Billy Dodds raced away after smashing a penalty into the roof of the Belgian net and Scotland’s 2002 World Cup qualification campaign was firmly on track.
Moments earlier, Belgium had been reduced to 10 men after Eric Deflandre handled Colin Hendry’s goal-bound header.
Now with 30 minutes on the clock, Scotland were cruising and set to leapfrog Belgium at the top of their qualifying group.
A credible point away in Croatia coupled with this win would go a long way to sending the Scots to Japan and South Korea and prove that missing Euro 2000 was merely a blip.
The current Belgium team is packed with global superstars and was a whisker away from reaching the World Cup final last year.
But this was a much less impressive vintage, ranked only 26th by Fifa at the time.
The Scots themselves were two places below in the rankings and with a solid lead and a man advantage in front of a raucous Hampden crowd, few would’ve bet against them slipping up.
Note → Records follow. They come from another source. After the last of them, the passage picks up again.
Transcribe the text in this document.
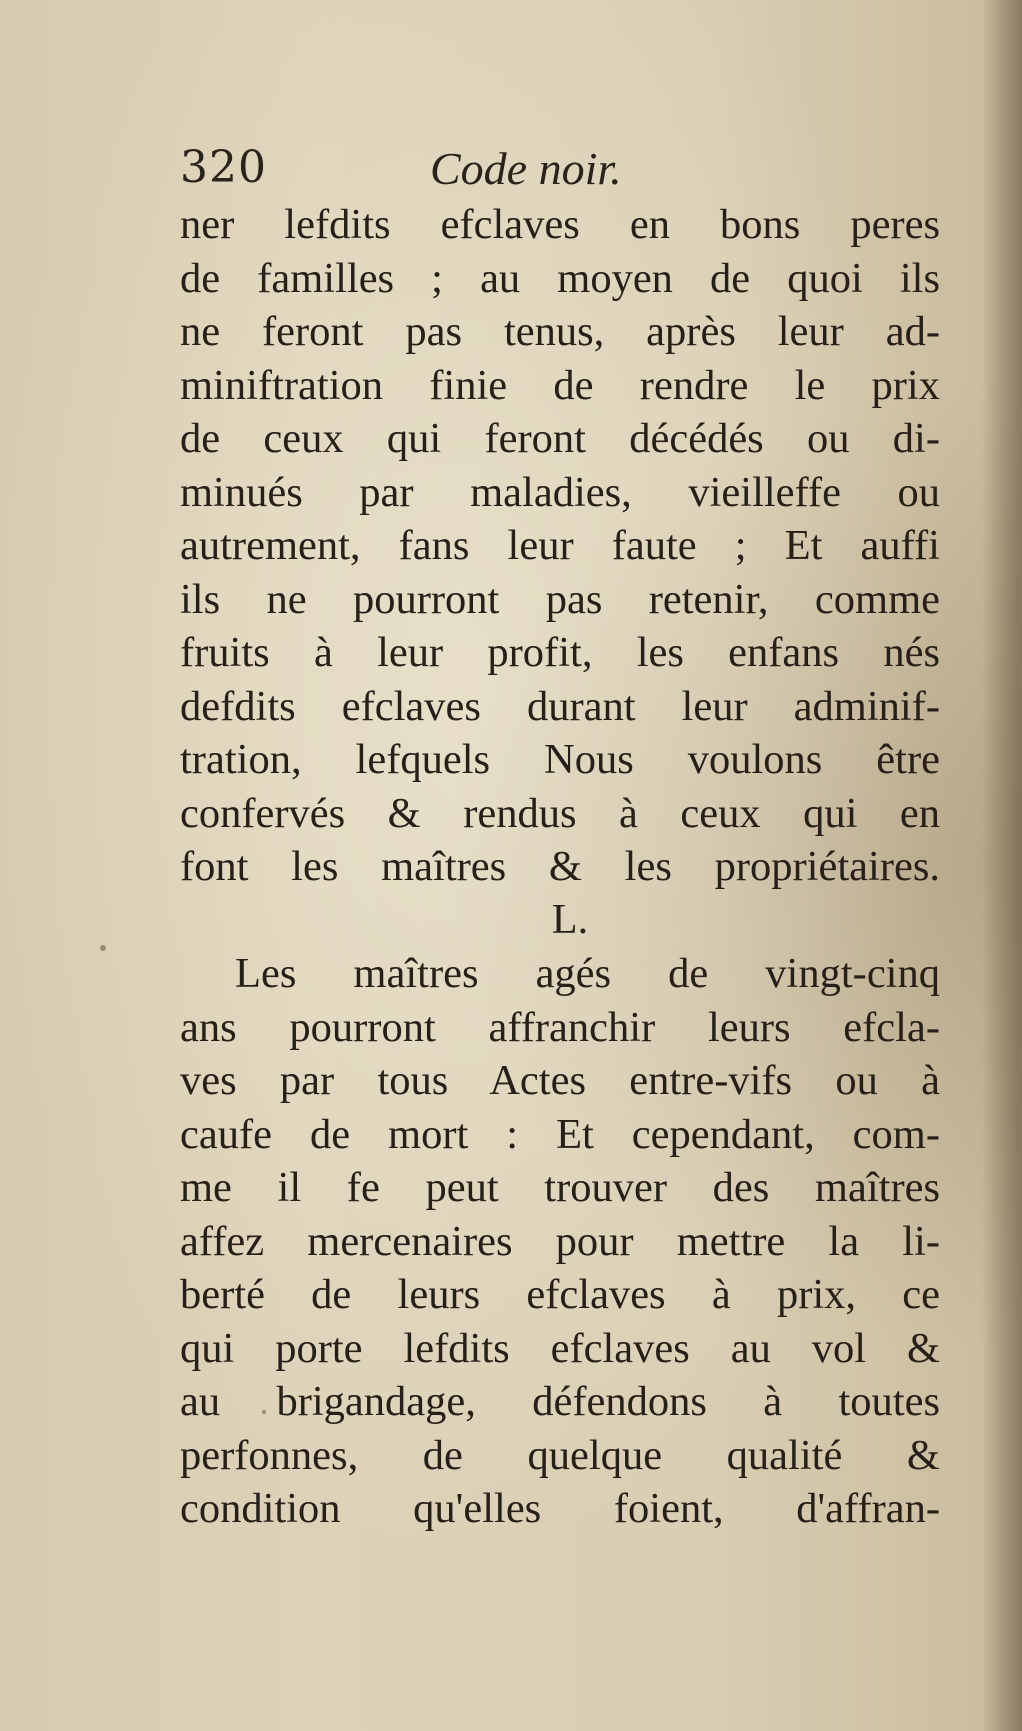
320	Code noir.
ner lefdits efclaves en bons peres
de familles ; au moyen de quoi ils
ne feront pas tenus, après leur ad-
miniftration finie de rendre le prix
de ceux qui feront décédés ou di-
minués par maladies, vieilleffe ou
autrement, fans leur faute ; Et auffi
ils ne pourront pas retenir, comme
fruits à leur profit, les enfans nés
defdits efclaves durant leur adminif-
tration, lefquels Nous voulons être
confervés & rendus à ceux qui en
font les maîtres & les propriétaires.
L.
Les maîtres agés de vingt-cinq
ans pourront affranchir leurs efcla-
ves par tous Actes entre-vifs ou à
caufe de mort : Et cependant, com-
me il fe peut trouver des maîtres
affez mercenaires pour mettre la li-
berté de leurs efclaves à prix, ce
qui porte lefdits efclaves au vol &
au brigandage, défendons à toutes
perfonnes, de quelque qualité &
condition qu'elles foient, d'affran-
But unfortunately, this is Scotland, and boy, did it ever go wrong.
Marc Wilmots pulled one back with a header just before the hour to set up a tense finale and a great chance for Craig Burley to kill the game went begging when he was denied by a last-ditch tackle from Didier Dhedeene.
It was squeaky bum time all over Hampden as the Belgians turned on the pressure and the Scots breathed a huge sigh of relief when Bart Goor blasted a glorious chance past the post in the 89th minute.
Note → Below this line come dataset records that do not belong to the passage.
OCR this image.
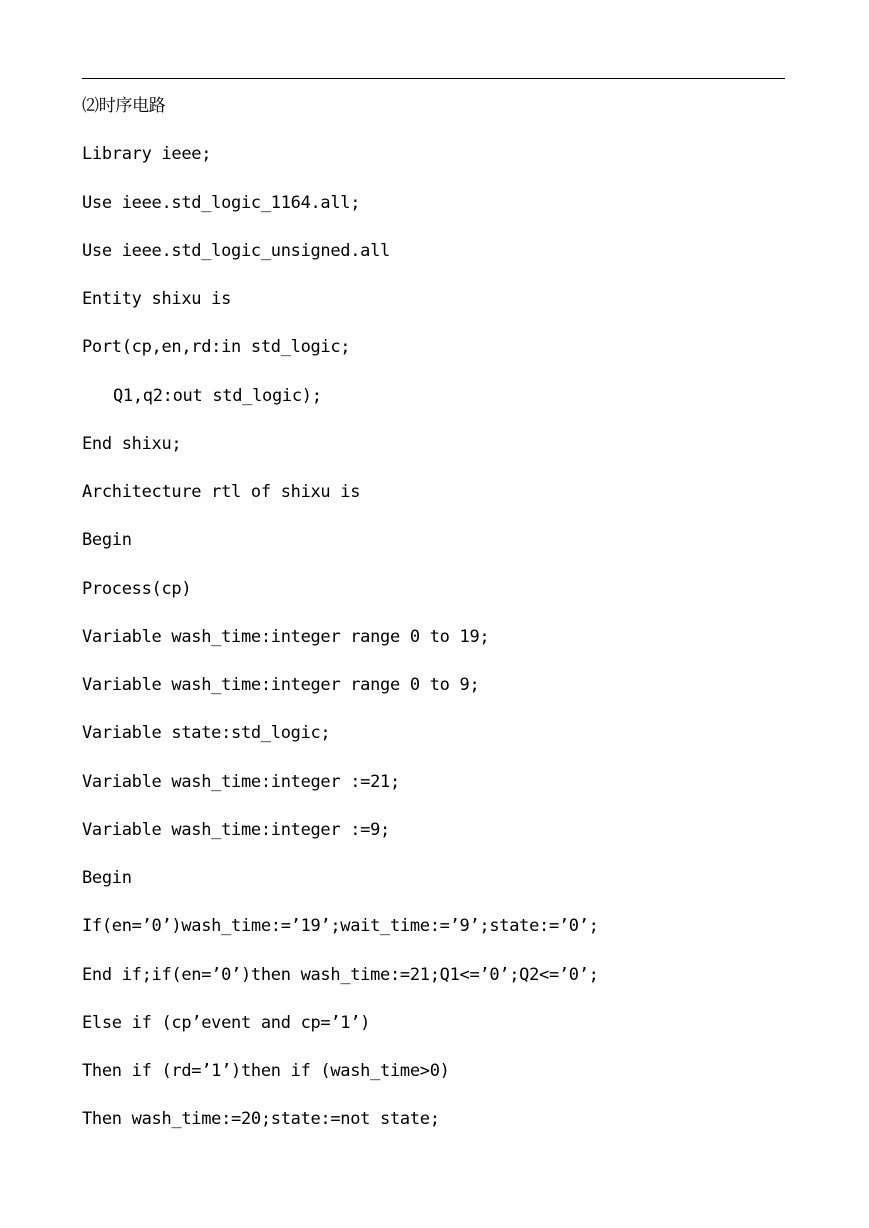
⑵时序电路
Library ieee;
Use ieee.std_logic_1164.all;
Use ieee.std_logic_unsigned.all
Entity shixu is
Port(cp,en,rd:in std_logic;
Q1,q2:out std_logic);
End shixu;
Architecture rtl of shixu is
Begin
Process(cp)
Variable wash_time:integer range 0 to 19;
Variable wash_time:integer range 0 to 9;
Variable state:std_logic;
Variable wash_time:integer :=21;
Variable wash_time:integer :=9;
Begin
If(en=’0’)wash_time:=’19’;wait_time:=’9’;state:=’0’;
End if;if(en=’0’)then wash_time:=21;Q1<=’0’;Q2<=’0’;
Else if (cp’event and cp=’1’)
Then if (rd=’1’)then if (wash_time>0)
Then wash_time:=20;state:=not state;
Just a few minutes later however, Belgium completed their comeback.
Sven Vermant floated a cross into the box and Daniel Van Buyten, winning just his second cap, flicked a header past Neil Sullivan for his first international goal.
It kept the Belgians on top of the group and after a powderpuff 0-0 draw with Croatia at Hampden later that year, Scotland needed to avoid defeat in Brussels to keep their World Cup dream alive.
Goals from Nico Van Kerckhoeven and Goor condemned the Scots to a 2-0 defeat and put a question mark over long-serving manager Craig Brown’s future.
The bad news is Scotland have faced Belgium on four separate occasions since then and lost them all without scoring a goal.
You have to go back to October 1987, when goals from Ally McCoist and Paul McStay gave the Scots a 2-0 win.
Throwing away a two-goal lead against 10 men and only ending up with a point doesn’t sound great, but you’d take that tonight wouldn’t you?